We’ve been hankering for some good ramen so my better half and I decided to drive down to Publika over the weekend so we can do some grocery shopping and satisfy our ramen craving at the same time. I actually don’t think about ramen much, it’s my dear who loves to eat it, so I try to accommodate her. <3
Yamagoya Ramen has been open for a few years and it’s claim for fame is Hakata style ramen with their tonkotsu (pork bone broth) made with pork bones flown all the way here from Japan! Their black garlic ramen is pretty well known too and I wanted to order the flagship Mukashi Special Ramen (RM 24) before I was tempted by a Japanese flyer advertising some ramen made with citrus.
I asked one of the waiters and he explained that it was their new yuzu ramen, made with that citrus fruit which is a hybrid of sour mandarin and Ichang papeda oranges. It has a pork broth that looks appealingly lime green in the picture and I was quite intrigued by it. They also have a lemon ramen if you’re so inclined.
Yuzu Ramen (RM 26)
I was expecting an intensely overpowering yuzu flavored broth.

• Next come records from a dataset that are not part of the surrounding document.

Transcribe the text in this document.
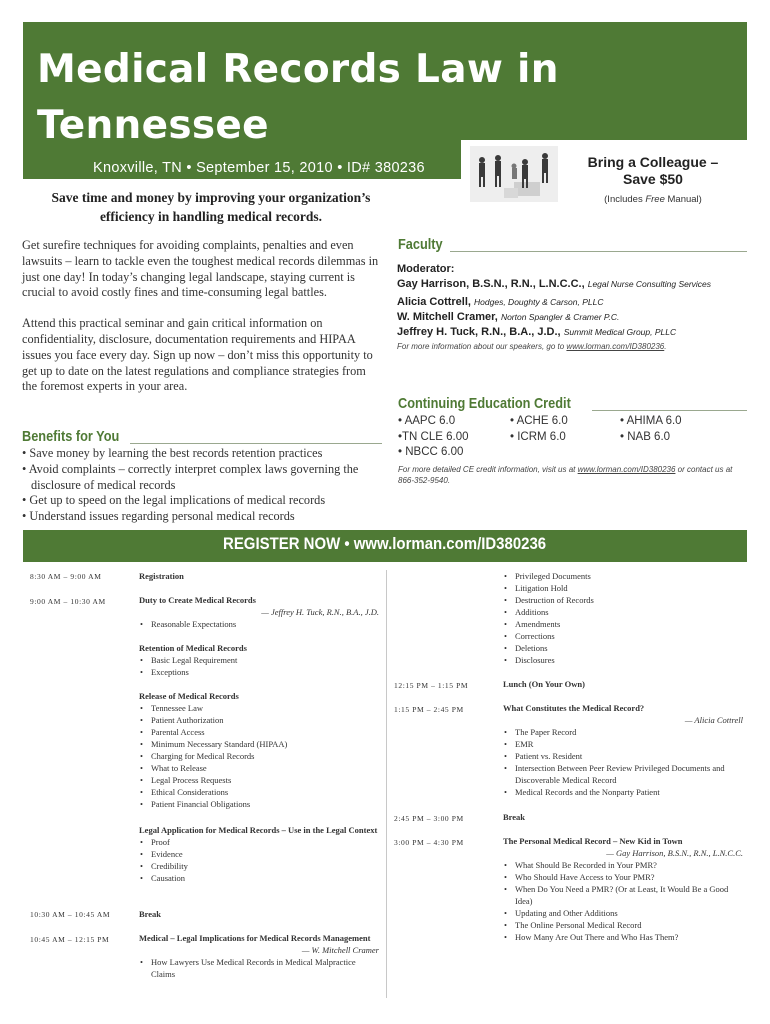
Medical Records Law in Tennessee
Knoxville, TN • September 15, 2010 • ID# 380236	Bring a Colleague –
Save $50
(Includes Free Manual)
Save time and money by improving your organization’s efficiency in handling medical records.

Get surefire techniques for avoiding complaints, penalties and even lawsuits – learn to tackle even the toughest medical records dilemmas in just one day! In today’s changing legal landscape, staying current is crucial to avoid costly fines and time-consuming legal battles.

Attend this practical seminar and gain critical information on confidentiality, disclosure, documentation requirements and HIPAA issues you face every day. Sign up now – don’t miss this opportunity to get up to date on the latest regulations and compliance strategies from the foremost experts in your area.

Benefits for You
• Save money by learning the best records retention practices
• Avoid complaints – correctly interpret complex laws governing the disclosure of medical records
• Get up to speed on the legal implications of medical records
• Understand issues regarding personal medical records
Faculty
Moderator:
Gay Harrison, B.S.N., R.N., L.N.C.C., Legal Nurse Consulting Services
Alicia Cottrell, Hodges, Doughty & Carson, PLLC
W. Mitchell Cramer, Norton Spangler & Cramer P.C.
Jeffrey H. Tuck, R.N., B.A., J.D., Summit Medical Group, PLLC
For more information about our speakers, go to www.lorman.com/ID380236.
Continuing Education Credit
• AAPC 6.0
•TN CLE 6.00
• NBCC 6.00
• ACHE 6.0
• ICRM 6.0
• AHIMA 6.0
• NAB 6.0
For more detailed CE credit information, visit us at www.lorman.com/ID380236 or contact us at 866-352-9540.
REGISTER NOW • www.lorman.com/ID380236
8:30 AM – 9:00 AM	Registration
9:00 AM – 10:30 AM	Duty to Create Medical Records
— Jeffrey H. Tuck, R.N., B.A., J.D.
• Reasonable Expectations
Retention of Medical Records
• Basic Legal Requirement
• Exceptions
Release of Medical Records
• Tennessee Law
• Patient Authorization
• Parental Access
• Minimum Necessary Standard (HIPAA)
• Charging for Medical Records
• What to Release
• Legal Process Requests
• Ethical Considerations
• Patient Financial Obligations
Legal Application for Medical Records – Use in the Legal Context
• Proof
• Evidence
• Credibility
• Causation
10:30 AM – 10:45 AM	Break
10:45 AM – 12:15 PM	Medical – Legal Implications for Medical Records Management
— W. Mitchell Cramer
• How Lawyers Use Medical Records in Medical Malpractice Claims
• Privileged Documents
• Litigation Hold
• Destruction of Records
• Additions
• Amendments
• Corrections
• Deletions
• Disclosures
12:15 PM – 1:15 PM	Lunch (On Your Own)
1:15 PM – 2:45 PM	What Constitutes the Medical Record?
— Alicia Cottrell
• The Paper Record
• EMR
• Patient vs. Resident
• Intersection Between Peer Review Privileged Documents and Discoverable Medical Record
• Medical Records and the Nonparty Patient
2:45 PM – 3:00 PM	Break
3:00 PM – 4:30 PM	The Personal Medical Record – New Kid in Town
— Gay Harrison, B.S.N., R.N., L.N.C.C.
• What Should Be Recorded in Your PMR?
• Who Should Have Access to Your PMR?
• When Do You Need a PMR? (Or at Least, It Would Be a Good Idea)
• Updating and Other Additions
• The Online Personal Medical Record
• How Many Are Out There and Who Has Them?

I was wrong. It was perfectly balanced. The tonkotsu was seasoned with a reasonable amount of yuzu citrus fruits and it actually tasted really good!
I ordered it as a lark but it turned out better than I expected. The char siu (pork belly slices) I got with my ramen had a nice and distinguished layer of fat together with the lean meat and it was a wonderful bowl of ramen that I’ll go back for.
Roasted Char Siu Ramen (RM 24)
My better half got this and the broth was a lot more hearty and robust compared to mine. The thickness of the roasted char siu is commendable too – one slice is easily more than ½ inch which makes one piece of her char siu equivalent to 3-4 of mine.
It has a nice char () on it too – the roasted flavors comes through forcefully and considering there are 3 slices of the roasted char siu inside this bowl of ramen, it has a rather generous amount of protein for a ramen dish. It’s worth the RM 62.65 bill for two.
There was a Japanese family next to us who used the sesame seed dispenser *liberally* and I tried that too. It turns out that it works very well with the flavors of ramen. You can also order a bowl of rice to eat with your leftover broth if you want. The correct way to eat it is to take a small scoop of rice from the bowl before submersing it into your leftover broth and finally putting it into your mouth.
I read that while researching for our Japan trip. Haha. It’s actually a good way to finish up the leftover broth instead of ordering the usual additional portion of ramen noodles.